Ronald Stöferle: Ich bin davon überzeugt, dass wir derzeit eine ganz normale, gesunde Korrektur innerhalb eines intakten Aufwärtstrends erleben. Derzeit gehen nur die zittrigen Hände, also Spekulanten, aus dem Markt, starke Hände agieren hingegen antizyklisch. Die Stimmung der Goldanleger ist mittlerweile auf einem sehr pessimistischen Niveau - egal ob man sich „Public Opinion“, den Hulbert Sentiment Index oder den „Commitment of Traders Report“ anschaut.

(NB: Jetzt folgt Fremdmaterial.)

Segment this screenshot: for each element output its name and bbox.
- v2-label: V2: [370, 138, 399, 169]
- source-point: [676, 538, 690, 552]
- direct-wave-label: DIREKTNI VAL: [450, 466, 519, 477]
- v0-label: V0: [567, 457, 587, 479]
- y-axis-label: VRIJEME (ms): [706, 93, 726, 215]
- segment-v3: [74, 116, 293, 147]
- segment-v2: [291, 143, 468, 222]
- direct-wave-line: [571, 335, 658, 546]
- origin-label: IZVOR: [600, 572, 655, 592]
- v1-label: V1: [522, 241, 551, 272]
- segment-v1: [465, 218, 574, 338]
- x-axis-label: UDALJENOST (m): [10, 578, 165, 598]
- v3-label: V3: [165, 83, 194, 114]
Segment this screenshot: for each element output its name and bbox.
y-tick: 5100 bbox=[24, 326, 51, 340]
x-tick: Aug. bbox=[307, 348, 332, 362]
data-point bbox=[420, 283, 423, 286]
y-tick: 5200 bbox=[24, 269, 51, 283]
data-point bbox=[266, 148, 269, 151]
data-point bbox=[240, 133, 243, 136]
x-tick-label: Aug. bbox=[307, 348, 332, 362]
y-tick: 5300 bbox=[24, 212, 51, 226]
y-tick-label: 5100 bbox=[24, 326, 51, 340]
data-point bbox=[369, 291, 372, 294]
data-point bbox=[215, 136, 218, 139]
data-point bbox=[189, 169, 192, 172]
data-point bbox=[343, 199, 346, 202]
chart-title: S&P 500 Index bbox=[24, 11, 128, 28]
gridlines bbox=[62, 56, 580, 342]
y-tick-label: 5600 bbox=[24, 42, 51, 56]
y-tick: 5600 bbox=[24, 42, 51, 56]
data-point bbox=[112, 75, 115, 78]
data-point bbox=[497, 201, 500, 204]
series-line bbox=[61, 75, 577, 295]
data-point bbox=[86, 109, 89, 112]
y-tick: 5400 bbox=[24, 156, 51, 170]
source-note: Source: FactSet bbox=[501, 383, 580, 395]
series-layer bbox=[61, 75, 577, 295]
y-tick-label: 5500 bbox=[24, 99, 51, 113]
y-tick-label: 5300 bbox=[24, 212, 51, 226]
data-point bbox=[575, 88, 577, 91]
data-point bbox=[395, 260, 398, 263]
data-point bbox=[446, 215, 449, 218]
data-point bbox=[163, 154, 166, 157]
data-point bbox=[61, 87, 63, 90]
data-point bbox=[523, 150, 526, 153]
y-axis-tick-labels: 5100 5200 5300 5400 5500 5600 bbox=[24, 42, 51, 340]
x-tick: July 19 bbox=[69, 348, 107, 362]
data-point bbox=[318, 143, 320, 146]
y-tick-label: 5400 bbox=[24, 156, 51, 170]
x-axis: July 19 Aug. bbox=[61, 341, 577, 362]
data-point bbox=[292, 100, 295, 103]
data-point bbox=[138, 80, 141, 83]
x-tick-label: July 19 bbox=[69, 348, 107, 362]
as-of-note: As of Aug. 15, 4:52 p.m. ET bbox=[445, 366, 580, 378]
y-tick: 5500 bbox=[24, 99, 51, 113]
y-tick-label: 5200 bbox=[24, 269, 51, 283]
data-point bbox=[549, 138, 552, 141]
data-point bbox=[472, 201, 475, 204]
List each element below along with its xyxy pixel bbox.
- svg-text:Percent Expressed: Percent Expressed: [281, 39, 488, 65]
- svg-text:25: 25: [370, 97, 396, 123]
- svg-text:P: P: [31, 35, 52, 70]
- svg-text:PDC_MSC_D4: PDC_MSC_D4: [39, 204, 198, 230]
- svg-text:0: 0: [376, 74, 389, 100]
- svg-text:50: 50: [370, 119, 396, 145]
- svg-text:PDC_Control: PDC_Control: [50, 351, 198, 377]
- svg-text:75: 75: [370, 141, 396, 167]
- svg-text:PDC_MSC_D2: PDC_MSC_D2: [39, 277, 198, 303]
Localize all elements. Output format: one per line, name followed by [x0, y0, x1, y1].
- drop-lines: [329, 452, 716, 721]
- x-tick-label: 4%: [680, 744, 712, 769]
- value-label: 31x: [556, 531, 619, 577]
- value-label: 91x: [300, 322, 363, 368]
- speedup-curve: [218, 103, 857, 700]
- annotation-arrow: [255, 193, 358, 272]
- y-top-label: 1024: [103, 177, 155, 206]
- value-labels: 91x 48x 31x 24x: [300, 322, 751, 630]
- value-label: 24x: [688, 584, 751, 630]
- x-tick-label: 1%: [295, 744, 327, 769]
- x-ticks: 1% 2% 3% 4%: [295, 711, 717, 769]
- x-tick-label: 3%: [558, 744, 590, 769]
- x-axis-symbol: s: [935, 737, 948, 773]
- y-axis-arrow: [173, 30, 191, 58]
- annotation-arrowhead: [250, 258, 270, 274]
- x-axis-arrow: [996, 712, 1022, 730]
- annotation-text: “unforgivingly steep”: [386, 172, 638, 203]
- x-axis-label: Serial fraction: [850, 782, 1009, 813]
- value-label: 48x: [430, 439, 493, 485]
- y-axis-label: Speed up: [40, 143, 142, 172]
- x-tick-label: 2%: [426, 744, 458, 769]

Dieser extreme Pessimismus, der in den vergangenen Monaten aufgekommen ist, muss meiner Meinung nach als Kontraindikator gewertet werden. Ich denke schon, dass wir relativ nah am Boden der Korrekturphase sind, aber man muss auch wissen, dass der Markt oft wie ein Schmerzmaximierer funktioniert. Es ist also gut möglich, dass es noch ein wenig tiefer geht. Ein Trost: Für uns Euro-Anleger fällt die Korrektur glimpflicher aus, wir sind lediglich 8 Prozent vom Allzeithoch entfernt.
Der starke Goldpreis-Anstieg in den vergangenen beiden Jahren war insbesondere folgenden Faktoren geschuldet: Der Flucht der Anleger in sichere Anlagen infolge der Finanzkrise, den steigenden Inflationsängsten sowie der Änderung der Reservepolitik der Notenbanken, die auf die Nachfrageseite gewechselt sind. Werden diese Faktoren weiterhin bestimmend für die Goldpreisentwicklung sein?
Wenn es wirklich nur einen Indikator gäbe, der für den steigenden Goldpreis verantwortlich ist, dann wären es aus meiner Sicht die Realzinsen, die nicht nur in den USA, sondern rund um den Globus negativ sind - vor allem auch in Europa, Indien und China. Die beiden Schwellenländer sind mit weitem Abstand die wichtigsten Märkte für die Goldnachfrage. Indien verbraucht beispielsweise knapp viermal so viel Gold wie die USA. Insofern sollten Anleger immer die Entwicklung der Realzinsen dort im Auge behalten. Die amerikanische Notenbank Fed möchte bis mindestens Ende 2014 bei einem Zins von Null bleiben, auch das spricht für eine langfristig negative Realverzinsung. Solange die Realzinsen nicht bei zwei oder drei Prozent angekommen sind, braucht man sich über den Gold-Bullenmarkt keine Sorgen machen. Es gibt einen statistisch belegbaren Zusammenhang zwischen der Goldperformance und der Entwicklung der Realzinsen: Liegen die Realzinsen bei über 3,5 Prozent, kann Gold auf Jahressicht durchschnittlich 2,1 Prozent zulegen, liegen die Zinsen zwischen null und 3,5 Prozent, legt das Edelmetall 13,1 Prozent zu – bei negativen Realzinsen ist die Goldpreisentwicklung am besten, im Durchschnitt liegt sie bei 17,3 Prozent pro Jahr.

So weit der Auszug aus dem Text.